Less honesty, more fallout
“At Burra we were extremely suspicious and gave as many indications as possible that a $6 or even $5.60 milk price was unsustainable. In the end, MG could not defy gravity any longer and the fallout is significantly worse than if they had been more honest with themselves and their stakeholders at a similar time as Fonterra NZ.
“Personally, I am ashamed to be grouped as a processor with MG and recently refused the opportunity to sit on a panel with [Philip] Tracy as I don’t want to be grouped as a processor with the current MG Board and senior management. I have more invested in the industry than most, have been adding more value to it than most for an extended period of time, and I value transparency and communicating the best information possible to stakeholders — our values refer to it as respect.”
Hubris contained at MG
Grant Crothers went on to say that dairy is viable going forward.
“This speed bump is a steep one, made worse by management hubris at the largest processor. Thankfully there is competition in our industry and that some organisations have a stronger set of values than MG, the financial hybrid that continues to refer it itself as a Co-Operative.”
The in-house commentary appears to overwhelmingly support a clean slate for MG with fresh legs, fresh ideas, more transparency and less jargon-loaded press releases.
Co-ops have a place
Paul Kerr, CEO and Executive Director of Australian Dairy Farmers Corporation (ADFC), says he still believes in the co-operative model, and that MG should be the leading co-operative in Australia.
Paul spent 27 years at MG, including 11 as its COO. He is a current member of accounting body CPA Australia, and the Governance Institute of Australia.
He says that dairy-farming nations in the western world are dominated by co-operatives and without that model, farmers have “no chance” of a fair price.
“People will say they are only taking the market price in a co-operative. But they are also having a say in the costs up the chain, and what markets they’re going into – not just getting what someone wants to pay them,” Paul says.
Processors must collaborate
Paul also believes the future of the dairy industry lies in the 250-500-cow family farm.
“Because it is the family farm that can manage the market volatility, and it has the heart to manage its cost structure and it can weather the storms.
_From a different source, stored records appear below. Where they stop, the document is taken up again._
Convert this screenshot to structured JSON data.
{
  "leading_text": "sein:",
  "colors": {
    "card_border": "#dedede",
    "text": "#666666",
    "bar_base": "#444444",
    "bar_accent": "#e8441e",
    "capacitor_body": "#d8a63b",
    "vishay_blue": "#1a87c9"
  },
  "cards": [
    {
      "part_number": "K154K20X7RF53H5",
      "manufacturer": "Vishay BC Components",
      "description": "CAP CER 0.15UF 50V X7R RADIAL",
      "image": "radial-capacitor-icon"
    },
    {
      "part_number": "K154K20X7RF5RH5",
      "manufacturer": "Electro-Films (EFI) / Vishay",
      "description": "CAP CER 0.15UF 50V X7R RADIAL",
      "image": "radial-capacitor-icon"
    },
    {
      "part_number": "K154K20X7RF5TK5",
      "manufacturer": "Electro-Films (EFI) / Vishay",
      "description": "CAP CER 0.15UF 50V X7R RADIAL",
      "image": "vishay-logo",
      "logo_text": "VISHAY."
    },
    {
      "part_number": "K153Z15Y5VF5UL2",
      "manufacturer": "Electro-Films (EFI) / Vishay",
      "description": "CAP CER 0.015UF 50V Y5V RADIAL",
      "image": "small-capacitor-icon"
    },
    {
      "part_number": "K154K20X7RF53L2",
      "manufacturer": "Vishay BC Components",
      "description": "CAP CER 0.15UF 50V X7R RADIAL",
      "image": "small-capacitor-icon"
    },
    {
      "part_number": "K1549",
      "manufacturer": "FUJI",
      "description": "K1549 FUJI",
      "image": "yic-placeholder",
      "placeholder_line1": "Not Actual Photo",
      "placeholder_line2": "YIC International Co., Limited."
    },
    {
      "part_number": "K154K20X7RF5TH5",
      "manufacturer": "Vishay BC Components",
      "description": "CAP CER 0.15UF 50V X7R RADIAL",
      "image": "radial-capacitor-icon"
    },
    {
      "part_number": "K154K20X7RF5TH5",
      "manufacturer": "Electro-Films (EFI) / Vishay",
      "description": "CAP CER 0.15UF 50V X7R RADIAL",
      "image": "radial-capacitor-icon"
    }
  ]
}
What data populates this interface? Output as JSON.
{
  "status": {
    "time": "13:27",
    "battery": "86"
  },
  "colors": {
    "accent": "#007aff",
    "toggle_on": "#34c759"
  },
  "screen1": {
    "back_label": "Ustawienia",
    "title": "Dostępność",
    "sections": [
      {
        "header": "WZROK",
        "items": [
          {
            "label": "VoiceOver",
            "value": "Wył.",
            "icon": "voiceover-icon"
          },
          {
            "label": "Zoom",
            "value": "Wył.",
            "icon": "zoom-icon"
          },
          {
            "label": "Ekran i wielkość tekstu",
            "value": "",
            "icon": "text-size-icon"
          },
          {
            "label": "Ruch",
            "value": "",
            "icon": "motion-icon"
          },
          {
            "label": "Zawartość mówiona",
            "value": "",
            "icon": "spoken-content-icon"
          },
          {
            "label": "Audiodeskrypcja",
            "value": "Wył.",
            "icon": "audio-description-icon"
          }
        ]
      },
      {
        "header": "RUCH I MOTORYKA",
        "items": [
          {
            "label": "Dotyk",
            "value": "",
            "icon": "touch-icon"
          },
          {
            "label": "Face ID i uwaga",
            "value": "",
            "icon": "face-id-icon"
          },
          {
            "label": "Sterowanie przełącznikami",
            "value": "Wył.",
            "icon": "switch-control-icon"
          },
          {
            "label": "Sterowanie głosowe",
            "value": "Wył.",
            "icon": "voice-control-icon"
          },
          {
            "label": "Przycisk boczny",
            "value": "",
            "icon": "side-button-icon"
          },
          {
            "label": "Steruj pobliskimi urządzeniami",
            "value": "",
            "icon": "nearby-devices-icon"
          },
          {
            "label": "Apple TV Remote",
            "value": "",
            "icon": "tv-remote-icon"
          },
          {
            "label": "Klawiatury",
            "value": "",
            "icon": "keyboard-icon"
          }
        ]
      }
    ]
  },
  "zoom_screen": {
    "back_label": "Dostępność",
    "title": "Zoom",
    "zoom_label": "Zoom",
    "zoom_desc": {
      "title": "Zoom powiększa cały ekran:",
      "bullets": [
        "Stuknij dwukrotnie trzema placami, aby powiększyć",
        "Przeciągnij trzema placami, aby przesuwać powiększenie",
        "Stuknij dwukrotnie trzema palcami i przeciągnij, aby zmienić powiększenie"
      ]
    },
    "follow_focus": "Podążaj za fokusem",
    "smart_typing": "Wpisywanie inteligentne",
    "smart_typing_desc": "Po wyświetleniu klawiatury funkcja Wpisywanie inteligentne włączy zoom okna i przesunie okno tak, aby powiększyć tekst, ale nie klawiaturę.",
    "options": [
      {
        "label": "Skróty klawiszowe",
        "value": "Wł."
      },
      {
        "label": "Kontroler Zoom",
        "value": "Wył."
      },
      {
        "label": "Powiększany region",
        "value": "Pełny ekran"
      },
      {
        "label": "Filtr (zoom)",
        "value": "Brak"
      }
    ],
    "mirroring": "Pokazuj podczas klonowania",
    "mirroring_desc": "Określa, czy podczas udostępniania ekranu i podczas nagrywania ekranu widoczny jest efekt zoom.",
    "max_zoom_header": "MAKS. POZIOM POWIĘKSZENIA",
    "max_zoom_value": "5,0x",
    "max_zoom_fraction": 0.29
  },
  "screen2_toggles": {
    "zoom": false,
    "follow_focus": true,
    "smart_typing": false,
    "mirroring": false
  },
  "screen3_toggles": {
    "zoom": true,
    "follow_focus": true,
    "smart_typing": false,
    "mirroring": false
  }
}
There’s nothing like a family farm. We should be trying to create a lifestyle. That’s what we’ve got to get back in to in the industry. It’s a people game, and farming is about farmers being profitable. It’s not about big corporations and robots.”
He hopes for more collaboration between processors moving forward in a way never before achieved.
“We need this industry to be attractive to our younger people. We have got to make sure farms are profitable. And as milk processors, we should also be collaborating with other companies to take the costs out of the supply chain.”
Anger will die down…
He said farmer apathy would help no one.
“Dairy farmers are angry today. They’ll be a little less angry tomorrow. It’ll die down. It’ll rain, the grass will grow, the cows will start calving and all of a sudden it’s the peak of the season. You get tied up in your own world. It’s human nature.
“If I’m really positive about all of this, I see it as farmers having a great opportunity right now to move forward in a positive way.”